Au-delà des mesures fiscales et des dépenses courantes, c’est la trajectoire d’endettement qui inquiète le plus les observateurs. “Le projet actuel table sur un déficit qui porterait la dette à 23% du PIB, avec une projection qui pourrait grimper à 100% d’ici quatre ans. La Banque mondiale a déjà alerté Alger à ce sujet”, avertit Boukherouf.

“Le surendettement structurel est une bombe à retardement. Il ne s’agit pas simplement de chiffres, mais d’une perte de souveraineté économique. Si rien ne change, d’ici 2029 ou 2030, nous serons littéralement submergés par le crédit. Nous n’emprunterons plus pour investir, mais pour rembourser. Et c’est là que la spirale devient infernale”, alerte l’économiste.

Boukherouf dénonce notamment les “budgets non affectés” inscrits au ministère des Finances, qu’il qualifie d’ “artifice comptable pour masquer un déficit chronique”. “Ces budgets permettent de colmater les trous chaque année, sans jamais régler le problème de fond. Le déficit est devenu structurel, et donc dangereux.”

Des mesures conteroversées qui s’annoncent difficiles à faire passer

Le gouvernement met sur la table plusieurs mesures controversées pour tenter de dégager de nouvelles recettes. Une hausse de la fiscalité sur les revenus fonciers et locatifs, censée rapporter près de 95 milliards de dinars, constitue un défi de taille pour l’administration fiscale et les entreprises. Cette transition vers une fiscalité plus diversifiée apparaît indispensable pour garantir la soutenabilité des finances publiques, mais sa mise en œuvre risque de toucher de nombreux propriétaires qui complètent leurs revenus avec la location.

Le texte prévoit aussi d’instaurer une taxe exceptionnelle sur les produits importés non essentiels, censée rapporter 150 milliards de dinars et encourager la production locale. Le gouvernement argue que cette taxe doit freiner l’hémorragie des devises et protéger l’industrie nationale, mais l’idée divise déjà avant même le début des débats, certains craignant une répercussion immédiate sur les prix à la consommation.

Le dossier le plus explosif concerne les subventions. Le gouvernement propose de réduire progressivement les subventions sur l’électricité et le gaz pour les gros consommateurs, une mesure censée rapporter 200 milliards de dinars en diminuant de 30% les subventions pour les ménages dont la consommation dépasse certains seuils. Cette proposition risque d’être massivement rejetée, sachant que les Algériens considèrent les subventions comme un acquis social intouchable et que toute tentative de réforme dans ce domaine a historiquement provoqué de fortes tensions sociales.

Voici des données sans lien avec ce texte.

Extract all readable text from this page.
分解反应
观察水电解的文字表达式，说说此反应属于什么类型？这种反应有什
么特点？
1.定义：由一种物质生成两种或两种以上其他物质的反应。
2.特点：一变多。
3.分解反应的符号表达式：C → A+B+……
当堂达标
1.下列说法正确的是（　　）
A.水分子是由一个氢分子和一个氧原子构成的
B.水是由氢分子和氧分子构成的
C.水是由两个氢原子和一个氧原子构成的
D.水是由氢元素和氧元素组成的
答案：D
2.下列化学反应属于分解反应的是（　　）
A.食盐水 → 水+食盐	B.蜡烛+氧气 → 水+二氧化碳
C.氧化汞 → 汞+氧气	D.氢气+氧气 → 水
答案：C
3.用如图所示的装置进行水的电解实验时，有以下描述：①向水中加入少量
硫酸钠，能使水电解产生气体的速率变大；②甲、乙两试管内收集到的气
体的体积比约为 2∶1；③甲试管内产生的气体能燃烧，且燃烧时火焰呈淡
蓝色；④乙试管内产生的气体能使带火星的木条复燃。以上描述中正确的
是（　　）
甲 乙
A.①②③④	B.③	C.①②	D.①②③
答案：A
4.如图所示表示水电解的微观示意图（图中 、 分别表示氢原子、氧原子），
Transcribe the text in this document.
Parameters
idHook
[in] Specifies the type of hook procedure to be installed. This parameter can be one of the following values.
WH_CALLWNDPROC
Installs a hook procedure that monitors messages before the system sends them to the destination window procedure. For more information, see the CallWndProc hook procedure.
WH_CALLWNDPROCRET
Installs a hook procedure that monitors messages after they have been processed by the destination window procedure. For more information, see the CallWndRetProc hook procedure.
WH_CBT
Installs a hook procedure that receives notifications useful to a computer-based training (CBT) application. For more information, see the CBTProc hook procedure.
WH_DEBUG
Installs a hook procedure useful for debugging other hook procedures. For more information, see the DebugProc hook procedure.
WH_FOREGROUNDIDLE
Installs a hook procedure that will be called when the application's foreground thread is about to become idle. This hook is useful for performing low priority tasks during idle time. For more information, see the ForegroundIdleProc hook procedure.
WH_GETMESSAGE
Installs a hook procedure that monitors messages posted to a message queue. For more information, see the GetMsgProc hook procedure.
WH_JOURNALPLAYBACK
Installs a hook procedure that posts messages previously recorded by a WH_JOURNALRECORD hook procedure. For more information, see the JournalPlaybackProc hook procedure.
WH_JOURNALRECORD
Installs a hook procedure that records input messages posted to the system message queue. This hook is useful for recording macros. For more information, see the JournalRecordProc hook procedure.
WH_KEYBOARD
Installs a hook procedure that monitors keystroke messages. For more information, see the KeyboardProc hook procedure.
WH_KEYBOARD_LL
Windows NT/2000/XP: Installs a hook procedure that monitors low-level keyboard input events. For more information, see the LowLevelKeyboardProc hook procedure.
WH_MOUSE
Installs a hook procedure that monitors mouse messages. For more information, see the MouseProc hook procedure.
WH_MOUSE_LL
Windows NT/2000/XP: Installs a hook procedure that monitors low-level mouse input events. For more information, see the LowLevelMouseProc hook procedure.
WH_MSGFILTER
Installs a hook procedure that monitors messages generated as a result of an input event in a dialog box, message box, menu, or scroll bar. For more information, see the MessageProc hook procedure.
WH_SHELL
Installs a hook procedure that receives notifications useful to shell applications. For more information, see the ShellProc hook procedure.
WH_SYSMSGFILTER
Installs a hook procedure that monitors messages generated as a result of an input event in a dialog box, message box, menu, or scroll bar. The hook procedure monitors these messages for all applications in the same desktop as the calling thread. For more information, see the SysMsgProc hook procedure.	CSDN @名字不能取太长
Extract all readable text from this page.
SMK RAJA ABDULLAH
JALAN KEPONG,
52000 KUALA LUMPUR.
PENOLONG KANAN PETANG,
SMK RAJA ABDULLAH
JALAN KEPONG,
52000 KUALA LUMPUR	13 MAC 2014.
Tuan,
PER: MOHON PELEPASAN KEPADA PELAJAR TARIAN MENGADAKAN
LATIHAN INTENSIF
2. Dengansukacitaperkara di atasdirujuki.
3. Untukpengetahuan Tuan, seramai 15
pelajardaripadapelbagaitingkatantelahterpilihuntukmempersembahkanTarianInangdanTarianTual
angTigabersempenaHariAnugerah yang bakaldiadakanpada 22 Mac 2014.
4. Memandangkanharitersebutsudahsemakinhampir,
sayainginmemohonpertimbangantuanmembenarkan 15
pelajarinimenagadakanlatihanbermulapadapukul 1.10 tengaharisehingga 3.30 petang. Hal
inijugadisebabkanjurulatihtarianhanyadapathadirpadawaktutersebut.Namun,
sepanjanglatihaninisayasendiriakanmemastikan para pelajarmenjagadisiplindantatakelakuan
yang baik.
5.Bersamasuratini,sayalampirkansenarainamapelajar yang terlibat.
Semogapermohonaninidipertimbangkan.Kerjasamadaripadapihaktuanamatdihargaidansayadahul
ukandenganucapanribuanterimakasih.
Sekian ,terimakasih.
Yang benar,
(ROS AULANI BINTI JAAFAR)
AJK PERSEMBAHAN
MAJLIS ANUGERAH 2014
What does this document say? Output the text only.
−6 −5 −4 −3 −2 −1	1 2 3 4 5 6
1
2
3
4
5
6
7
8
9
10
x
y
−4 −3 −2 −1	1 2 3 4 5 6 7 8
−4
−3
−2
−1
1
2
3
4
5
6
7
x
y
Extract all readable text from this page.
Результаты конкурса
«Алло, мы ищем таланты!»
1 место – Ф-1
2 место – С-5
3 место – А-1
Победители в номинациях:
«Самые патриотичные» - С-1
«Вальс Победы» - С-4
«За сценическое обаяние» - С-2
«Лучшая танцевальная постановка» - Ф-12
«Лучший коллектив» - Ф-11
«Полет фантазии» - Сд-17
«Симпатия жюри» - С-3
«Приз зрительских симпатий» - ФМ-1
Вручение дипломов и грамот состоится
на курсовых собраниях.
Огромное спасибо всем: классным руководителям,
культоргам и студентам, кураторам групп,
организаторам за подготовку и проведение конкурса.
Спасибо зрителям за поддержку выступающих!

Face à ces résistances prévisibles, Belkacem Boukherouf plaide pour “une véritable rupture avec la logique de reconduction”. Selon lui, trois réformes s’imposent : “Réformer la fonction publique et la masse salariale. Réaffecter les ressources humaines vers des secteurs productifs, et mettre fin aux emplois budgétivores sans impact économique. Repenser l’allocation chômage. Elle ne doit pas devenir un revenu permanent. Il faut la conditionner à la formation et à la recherche active d’emploi, tout en renforçant les contrôles pour éliminer les abus. Innover financièrement et fiscalement. Diversifier les recettes publiques, moderniser la fiscalité locale, et attirer les capitaux privés au lieu de se reposer exclusivement sur les hydrocarbures.”

“Sans une révolution budgétaire, l’Algérie risque d’entrer dans une décennie de stagnation. Le pays ne manque ni de compétences, ni de ressources, mais de volonté de rupture. Tant que la reconduction remplacera la réforme, la dette remplacera l’espoir”, conclut l’économiste.